Depois, voltarei para casa caminhando através dos carreiros estreitos que se ocultam por baixo dos arcos formados pelas folhas das avelaneiras. Passarei por uma velha que empurra um carrinho cheio de pauzinhos; e pelo pastor. Contudo, não trocaremos qualquer palavra. Voltarei a atravessar o jardim frente à cozinha, e verei as folhas das couves carregadas de gotas de orvalho, e a casa no meio do jardim, cega devido às janelas cheias de cortinas. Subirei as escadas que levam ao quarto e passarei revista a tudo aquilo que possuo e que está fechado com todo o cuidado no guarda-vestidos: as minhas conchas; os meus ovos; as minhas ervas estranhas. Darei de comer às pombas e ao esquilo. Irei até ao canil escovar o pêlo do cão. Assim, aos poucos, acabarei por expulsar esta coisa dura que cresceu aqui comigo, do meu lado. Contudo, as campainhas não param de tocar; os pés arrastam-se pelo chão num movimento perpétuo.

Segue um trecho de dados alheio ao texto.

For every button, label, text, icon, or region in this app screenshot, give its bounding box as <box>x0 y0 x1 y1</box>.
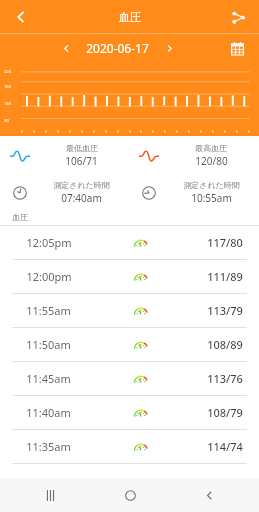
button[interactable]: 12:00pm <box>0 260 259 293</box>
staticText: 180 <box>4 84 11 89</box>
staticText: 0 <box>33 130 35 134</box>
staticText: 12:05pm <box>26 235 72 250</box>
staticText: 0 <box>93 130 95 134</box>
button[interactable]: 12:05pm <box>0 226 259 259</box>
staticText: 測定された時間 <box>53 180 110 190</box>
staticText: 0 <box>164 130 166 134</box>
staticText: 80 <box>4 118 9 123</box>
staticText: 0 <box>140 130 142 134</box>
staticText: 血圧 <box>12 212 28 222</box>
button[interactable]: 測定された時間 <box>0 180 129 205</box>
button[interactable]: 最低血圧 <box>0 143 129 168</box>
button[interactable]: 11:40am <box>0 396 259 429</box>
button[interactable]: 11:50am <box>0 328 259 361</box>
staticText: 0 <box>129 130 131 134</box>
staticText: 11:50am <box>26 337 71 352</box>
button[interactable]: 11:45am <box>0 362 259 395</box>
staticText: 0 <box>21 130 23 134</box>
staticText: 120/80 <box>195 154 228 168</box>
staticText: 最低血圧 <box>66 143 98 153</box>
staticText: 108/89 <box>207 337 243 352</box>
staticText: 2020-06-17 <box>86 40 149 56</box>
button[interactable]: Next day <box>161 40 177 56</box>
staticText: 測定された時間 <box>183 180 240 190</box>
button[interactable]: 11:55am <box>0 294 259 327</box>
button[interactable]: Home <box>116 481 144 509</box>
staticText: 114/74 <box>207 439 243 454</box>
staticText: 0 <box>212 130 214 134</box>
staticText: 0 <box>152 130 154 134</box>
staticText: 30 <box>4 135 9 140</box>
button[interactable]: Previous day <box>58 40 74 56</box>
staticText: 0 <box>105 130 107 134</box>
button[interactable]: 測定された時間 <box>129 180 259 205</box>
button[interactable]: 11:35am <box>0 430 259 463</box>
staticText: 106/71 <box>65 154 98 168</box>
staticText: 11:45am <box>26 371 71 386</box>
button[interactable]: 最高血圧 <box>129 143 259 168</box>
button[interactable]: Recents <box>36 481 64 509</box>
staticText: 0 <box>117 130 119 134</box>
staticText: 11:40am <box>26 405 71 420</box>
staticText: 0 <box>69 130 71 134</box>
staticText: 0 <box>188 130 190 134</box>
staticText: 0 <box>200 130 202 134</box>
staticText: 07:40am <box>61 191 102 205</box>
staticText: 0 <box>176 130 178 134</box>
button[interactable]: Back <box>6 2 36 32</box>
staticText: 113/76 <box>207 371 243 386</box>
staticText: 117/80 <box>207 235 243 250</box>
staticText: 113/79 <box>207 303 243 318</box>
staticText: 11:35am <box>26 439 71 454</box>
staticText: 血圧 <box>119 10 141 24</box>
button[interactable]: Share <box>223 2 253 32</box>
button[interactable]: Pick date <box>227 38 247 58</box>
staticText: 108/79 <box>207 405 243 420</box>
staticText: 0 <box>236 130 238 134</box>
button[interactable]: Back <box>195 481 223 509</box>
staticText: 0 <box>45 130 47 134</box>
staticText: 12:00pm <box>26 269 72 284</box>
staticText: 11:55am <box>26 303 71 318</box>
staticText: 10:55am <box>191 191 232 205</box>
staticText: 220 <box>4 69 11 74</box>
staticText: 最高血圧 <box>195 143 227 153</box>
staticText: 130 <box>4 101 11 106</box>
staticText: 0 <box>81 130 83 134</box>
staticText: 0 <box>248 130 250 134</box>
staticText: 0 <box>224 130 226 134</box>
staticText: 0 <box>57 130 59 134</box>
staticText: 111/89 <box>207 269 243 284</box>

– Detesto a escuridão, o sono e a noite – disse Jinny –, e não me canso de esperar pelo dia. Gostava que a semana fosse apenas um dia, sem quaisquer divisões. Quando acordo cedo, e são os pássaros que me acordam, fico deitada a ver os puxadores de bronze do armário tornarem-se mais claros; depois a bacia; depois o toalheiro. À medida que as coisas no quarto se vão tornando mais claras, o coração bate-me mais depressa. Sinto o corpo enrijecer e tornar-se cor-de-rosa, amarelo, castanho. Passo as mãos pelo corpo e pelas pernas. Sinto os seus declives, a sua espessura. Adoro ouvir o gongo ecoar pela casa, dando assim início ao ruído, aqui um baque, ali uma rápida sucessão de passos. As portas batem; a água corre. “Começou outro dia, começou outro dia!”, exclamo, pondo os pés no chão. Pode muito bem não vir a ser um dia bom, antes se revelando imperfeito. É com frequência que me repreendem. É com frequência que caio em desgraça por ser preguiçosa e me estar sempre a rir; mas mesmo quando Miss Mathews resmunga qualquer coisa sobre o quanto sou cabeça-de-vento, consigo captar algo que se move – talvez uma mancha de sol poisada num quadro, ou o burro puxando a máquina de ceifar através da encosta; ou uma vela passando por entre as folhas do loureiro. O certo é que não me deixo abater. Miss Mathews não me pode impedir de dar graças.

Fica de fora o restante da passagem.